On Wed, May 01, 2013 at 02:30:36PM -0400, John Baldwin wrote:
> On Wednesday, May 01, 2013 2:08:57 pm Robert N. M. Watson wrote:
> > If in DDB, it would be useful to do a "ps" so we can identify threads in 
> > the 
> > process, and in particular, whether they might be in the kernel around the 
> > moment of the panic.
> > 
> > > I will follow up with this information as soon as possible.
> > 
> > Thanks. Do keep around as much information as you can from DDB, crashdumps, 
> > etc. A useful set of things to keep from DDB includes the initial panic 
> > information and trap frame, "show pcpu", "show allpcpu", "trace", 
> > "alltrace", 
> > "ps", and if WITNESS is compiled in, "show locks" and "show alllocks". On 
> > busy 
> > systems, all the backtraces add up to a lot of space, so you might hold 
> > onto 
> > that rather than e-mail it, but contain useful information. Often, 
> > debugging 
> > this sort of race condition involves looking at what other network-centred 
> > threads are doing -- e.g., device-driver ithreads, netisr, other involved 
> > user 
> > threads. You may be able to extract much of that information using ps on 
> > the 
> > crashdump (not sure if procstat is there yet for crashdumps) -- if so, be 
> > sure 
> > to use -H (or whatever the argument is to print thread, not just process, 
> > information).
> 

So, I am admittedly not too familiar with DDB.  In fact, I just now
realize the kernel is built without DDB...

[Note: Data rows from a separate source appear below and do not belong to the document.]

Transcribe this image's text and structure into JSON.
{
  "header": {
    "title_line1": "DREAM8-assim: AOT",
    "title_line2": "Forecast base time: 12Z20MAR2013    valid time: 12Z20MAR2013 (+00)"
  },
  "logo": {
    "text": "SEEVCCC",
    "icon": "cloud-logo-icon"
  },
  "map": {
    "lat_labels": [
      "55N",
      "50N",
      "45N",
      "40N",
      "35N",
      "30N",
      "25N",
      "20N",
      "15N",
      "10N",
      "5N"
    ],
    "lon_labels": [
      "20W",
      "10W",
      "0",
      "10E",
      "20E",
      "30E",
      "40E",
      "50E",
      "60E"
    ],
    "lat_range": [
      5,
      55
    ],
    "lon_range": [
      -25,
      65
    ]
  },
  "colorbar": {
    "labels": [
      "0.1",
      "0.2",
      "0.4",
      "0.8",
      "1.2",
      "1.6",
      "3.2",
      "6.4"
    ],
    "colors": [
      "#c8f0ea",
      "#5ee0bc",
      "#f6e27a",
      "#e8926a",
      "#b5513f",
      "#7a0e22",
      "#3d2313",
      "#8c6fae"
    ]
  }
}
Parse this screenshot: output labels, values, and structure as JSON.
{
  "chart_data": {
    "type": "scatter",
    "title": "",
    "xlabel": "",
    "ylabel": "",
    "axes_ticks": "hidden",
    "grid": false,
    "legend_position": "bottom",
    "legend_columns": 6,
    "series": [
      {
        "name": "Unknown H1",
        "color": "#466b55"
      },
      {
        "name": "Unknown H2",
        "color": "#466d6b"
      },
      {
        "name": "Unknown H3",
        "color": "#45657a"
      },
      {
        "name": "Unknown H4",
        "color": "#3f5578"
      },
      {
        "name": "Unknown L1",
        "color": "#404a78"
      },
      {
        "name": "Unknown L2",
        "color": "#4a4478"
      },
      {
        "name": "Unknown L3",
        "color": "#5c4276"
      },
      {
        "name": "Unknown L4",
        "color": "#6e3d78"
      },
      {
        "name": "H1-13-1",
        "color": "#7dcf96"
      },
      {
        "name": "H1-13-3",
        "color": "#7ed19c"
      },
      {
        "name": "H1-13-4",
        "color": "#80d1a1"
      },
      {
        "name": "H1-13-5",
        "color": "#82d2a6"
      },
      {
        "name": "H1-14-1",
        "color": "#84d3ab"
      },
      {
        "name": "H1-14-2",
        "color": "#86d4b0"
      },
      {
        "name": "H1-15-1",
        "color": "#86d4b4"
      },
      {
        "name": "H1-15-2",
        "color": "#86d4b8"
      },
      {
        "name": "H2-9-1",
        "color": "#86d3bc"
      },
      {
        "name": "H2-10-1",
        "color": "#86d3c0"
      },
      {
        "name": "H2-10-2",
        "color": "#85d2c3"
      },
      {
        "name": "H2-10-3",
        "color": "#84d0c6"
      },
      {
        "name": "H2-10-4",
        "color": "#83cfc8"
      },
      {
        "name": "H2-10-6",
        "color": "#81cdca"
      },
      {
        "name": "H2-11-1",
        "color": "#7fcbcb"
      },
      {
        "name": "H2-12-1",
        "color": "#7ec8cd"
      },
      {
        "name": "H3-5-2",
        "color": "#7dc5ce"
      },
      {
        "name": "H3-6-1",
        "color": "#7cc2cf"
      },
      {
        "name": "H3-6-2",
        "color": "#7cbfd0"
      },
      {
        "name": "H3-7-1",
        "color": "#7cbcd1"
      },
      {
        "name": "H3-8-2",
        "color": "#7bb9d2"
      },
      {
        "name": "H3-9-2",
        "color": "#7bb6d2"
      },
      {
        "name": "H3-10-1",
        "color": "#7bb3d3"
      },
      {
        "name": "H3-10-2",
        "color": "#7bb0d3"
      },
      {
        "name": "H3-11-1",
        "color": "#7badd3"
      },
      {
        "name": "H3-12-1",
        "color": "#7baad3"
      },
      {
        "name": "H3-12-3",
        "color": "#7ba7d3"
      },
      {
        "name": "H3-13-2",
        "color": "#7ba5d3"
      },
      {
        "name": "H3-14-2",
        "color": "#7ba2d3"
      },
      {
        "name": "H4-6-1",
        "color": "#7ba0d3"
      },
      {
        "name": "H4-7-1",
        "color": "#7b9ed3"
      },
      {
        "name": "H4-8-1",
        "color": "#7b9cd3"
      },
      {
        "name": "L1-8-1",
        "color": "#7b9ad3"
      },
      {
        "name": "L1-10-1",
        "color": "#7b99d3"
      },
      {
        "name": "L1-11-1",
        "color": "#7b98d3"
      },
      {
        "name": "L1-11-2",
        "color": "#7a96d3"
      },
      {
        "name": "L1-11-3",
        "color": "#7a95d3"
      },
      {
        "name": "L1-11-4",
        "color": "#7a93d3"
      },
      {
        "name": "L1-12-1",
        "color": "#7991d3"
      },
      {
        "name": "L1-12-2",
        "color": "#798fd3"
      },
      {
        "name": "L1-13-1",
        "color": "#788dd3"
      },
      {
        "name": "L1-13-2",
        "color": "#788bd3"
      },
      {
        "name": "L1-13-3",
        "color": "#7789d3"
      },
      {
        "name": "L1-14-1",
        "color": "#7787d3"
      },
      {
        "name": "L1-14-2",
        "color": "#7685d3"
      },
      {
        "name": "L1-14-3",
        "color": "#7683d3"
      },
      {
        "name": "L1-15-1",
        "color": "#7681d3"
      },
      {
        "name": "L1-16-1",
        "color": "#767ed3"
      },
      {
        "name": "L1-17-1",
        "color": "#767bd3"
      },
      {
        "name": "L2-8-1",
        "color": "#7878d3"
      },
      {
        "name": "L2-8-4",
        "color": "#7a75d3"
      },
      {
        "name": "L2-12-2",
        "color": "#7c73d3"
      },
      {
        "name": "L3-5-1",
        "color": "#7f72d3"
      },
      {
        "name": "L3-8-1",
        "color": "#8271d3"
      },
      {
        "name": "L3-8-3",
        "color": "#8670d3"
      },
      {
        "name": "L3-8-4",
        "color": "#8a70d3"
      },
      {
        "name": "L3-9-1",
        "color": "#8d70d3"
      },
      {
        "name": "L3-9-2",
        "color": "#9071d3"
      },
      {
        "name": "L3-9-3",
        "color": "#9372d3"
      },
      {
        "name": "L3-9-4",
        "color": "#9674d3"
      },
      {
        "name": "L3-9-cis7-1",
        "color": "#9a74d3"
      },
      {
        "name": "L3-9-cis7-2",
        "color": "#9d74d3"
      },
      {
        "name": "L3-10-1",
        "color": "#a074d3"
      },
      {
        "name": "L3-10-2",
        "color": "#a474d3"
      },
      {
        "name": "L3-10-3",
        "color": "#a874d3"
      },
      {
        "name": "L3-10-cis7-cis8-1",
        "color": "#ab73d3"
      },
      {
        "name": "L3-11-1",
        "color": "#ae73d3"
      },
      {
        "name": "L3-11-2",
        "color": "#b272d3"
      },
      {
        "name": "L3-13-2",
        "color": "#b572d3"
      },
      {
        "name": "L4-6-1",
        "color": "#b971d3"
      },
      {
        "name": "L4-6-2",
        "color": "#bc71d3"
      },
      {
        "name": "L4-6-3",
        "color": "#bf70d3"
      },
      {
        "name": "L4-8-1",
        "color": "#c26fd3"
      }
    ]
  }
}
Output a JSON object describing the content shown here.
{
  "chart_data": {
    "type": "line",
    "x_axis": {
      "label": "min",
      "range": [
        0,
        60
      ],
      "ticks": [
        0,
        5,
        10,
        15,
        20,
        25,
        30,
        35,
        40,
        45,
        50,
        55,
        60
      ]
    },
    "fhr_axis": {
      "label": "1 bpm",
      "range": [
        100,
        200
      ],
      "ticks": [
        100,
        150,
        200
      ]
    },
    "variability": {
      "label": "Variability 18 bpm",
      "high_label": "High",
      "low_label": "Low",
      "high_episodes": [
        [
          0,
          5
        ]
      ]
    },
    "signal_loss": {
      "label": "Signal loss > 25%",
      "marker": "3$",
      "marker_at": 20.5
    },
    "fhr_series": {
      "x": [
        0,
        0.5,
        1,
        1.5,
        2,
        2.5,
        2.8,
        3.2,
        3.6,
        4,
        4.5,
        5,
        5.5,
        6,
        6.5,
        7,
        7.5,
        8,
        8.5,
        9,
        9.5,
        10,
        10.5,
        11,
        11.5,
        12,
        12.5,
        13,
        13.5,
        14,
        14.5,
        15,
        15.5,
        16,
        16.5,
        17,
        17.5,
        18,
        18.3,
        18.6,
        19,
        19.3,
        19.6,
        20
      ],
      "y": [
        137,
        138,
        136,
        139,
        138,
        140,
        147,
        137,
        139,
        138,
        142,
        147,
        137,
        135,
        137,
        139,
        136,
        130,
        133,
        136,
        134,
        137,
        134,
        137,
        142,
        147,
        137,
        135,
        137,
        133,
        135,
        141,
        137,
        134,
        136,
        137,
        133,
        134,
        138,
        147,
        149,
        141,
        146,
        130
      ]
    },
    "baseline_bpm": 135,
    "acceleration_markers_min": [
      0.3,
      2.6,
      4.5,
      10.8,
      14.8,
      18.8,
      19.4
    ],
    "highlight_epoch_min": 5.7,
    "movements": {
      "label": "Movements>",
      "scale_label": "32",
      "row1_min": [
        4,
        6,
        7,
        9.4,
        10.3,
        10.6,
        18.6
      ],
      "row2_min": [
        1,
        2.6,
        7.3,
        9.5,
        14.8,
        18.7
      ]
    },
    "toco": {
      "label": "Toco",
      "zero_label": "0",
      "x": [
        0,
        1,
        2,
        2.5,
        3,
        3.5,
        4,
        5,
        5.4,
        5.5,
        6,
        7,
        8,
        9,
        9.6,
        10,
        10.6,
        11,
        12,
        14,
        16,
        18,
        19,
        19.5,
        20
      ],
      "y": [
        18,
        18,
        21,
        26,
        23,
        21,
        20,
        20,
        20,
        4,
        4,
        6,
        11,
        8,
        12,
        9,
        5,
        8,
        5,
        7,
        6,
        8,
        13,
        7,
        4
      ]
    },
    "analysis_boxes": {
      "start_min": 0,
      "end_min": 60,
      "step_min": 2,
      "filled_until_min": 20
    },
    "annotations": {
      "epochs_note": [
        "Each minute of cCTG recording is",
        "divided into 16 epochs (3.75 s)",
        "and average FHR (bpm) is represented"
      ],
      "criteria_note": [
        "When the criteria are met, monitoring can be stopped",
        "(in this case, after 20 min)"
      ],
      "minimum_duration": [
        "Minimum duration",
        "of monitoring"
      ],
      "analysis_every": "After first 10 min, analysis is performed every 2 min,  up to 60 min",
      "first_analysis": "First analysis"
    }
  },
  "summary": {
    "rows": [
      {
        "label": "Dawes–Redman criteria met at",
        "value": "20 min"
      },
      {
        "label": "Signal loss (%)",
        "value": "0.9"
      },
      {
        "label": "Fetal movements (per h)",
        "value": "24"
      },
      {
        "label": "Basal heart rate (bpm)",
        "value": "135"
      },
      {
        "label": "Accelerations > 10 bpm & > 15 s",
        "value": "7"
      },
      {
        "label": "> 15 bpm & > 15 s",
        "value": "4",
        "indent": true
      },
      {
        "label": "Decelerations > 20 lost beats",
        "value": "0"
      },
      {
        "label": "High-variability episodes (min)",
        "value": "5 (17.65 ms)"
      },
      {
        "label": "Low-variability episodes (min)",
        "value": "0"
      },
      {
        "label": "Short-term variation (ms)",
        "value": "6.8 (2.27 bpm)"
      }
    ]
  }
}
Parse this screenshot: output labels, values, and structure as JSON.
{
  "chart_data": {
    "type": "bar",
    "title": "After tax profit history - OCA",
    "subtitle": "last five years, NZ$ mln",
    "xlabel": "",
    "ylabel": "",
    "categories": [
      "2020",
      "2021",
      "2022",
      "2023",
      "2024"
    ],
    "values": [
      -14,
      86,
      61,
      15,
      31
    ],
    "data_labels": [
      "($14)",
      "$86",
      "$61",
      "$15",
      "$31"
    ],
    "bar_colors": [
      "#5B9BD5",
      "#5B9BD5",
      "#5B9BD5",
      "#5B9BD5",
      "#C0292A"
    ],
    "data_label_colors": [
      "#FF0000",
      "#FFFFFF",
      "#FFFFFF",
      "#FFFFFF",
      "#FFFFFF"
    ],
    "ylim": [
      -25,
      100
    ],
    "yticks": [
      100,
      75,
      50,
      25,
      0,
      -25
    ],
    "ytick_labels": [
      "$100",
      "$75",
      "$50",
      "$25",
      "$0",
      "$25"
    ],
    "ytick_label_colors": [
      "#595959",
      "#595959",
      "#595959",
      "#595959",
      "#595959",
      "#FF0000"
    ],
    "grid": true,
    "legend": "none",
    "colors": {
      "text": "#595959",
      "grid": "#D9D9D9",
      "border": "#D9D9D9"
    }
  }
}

Additionally, the kernel is built without WITNESS.

> You can also grab my kgdb scripts from www.freebsd.org/~jhb/gdb/
> 

Thanks for these.

> Put those in a dir and do 'source gdb6'.  You can then run 'ps' to get a good 
> ps listing that includes threads.  You can also use 'thread apply all bt' to 
> get stacktraces of all threads in kgdb.  I believe there is an 'allpcpu' 
> command that is similar to 'show allpcpu' in DDB.
> 

I have the outputs of 'ps', 'allpcpu', and 'thread apply all bt' saved
to separate script(1) files.  Is there anything in particular I can look
for before uploading the files somewhere public?  At quick-ish look
though, I did not see anything cf-agent (the current process at time of
panic) related.

> Robert, in this case he has a full crashdump, so we can get quite a bit of 
> information from it.
> 

Right, and I can keep anything available for as long as necessary.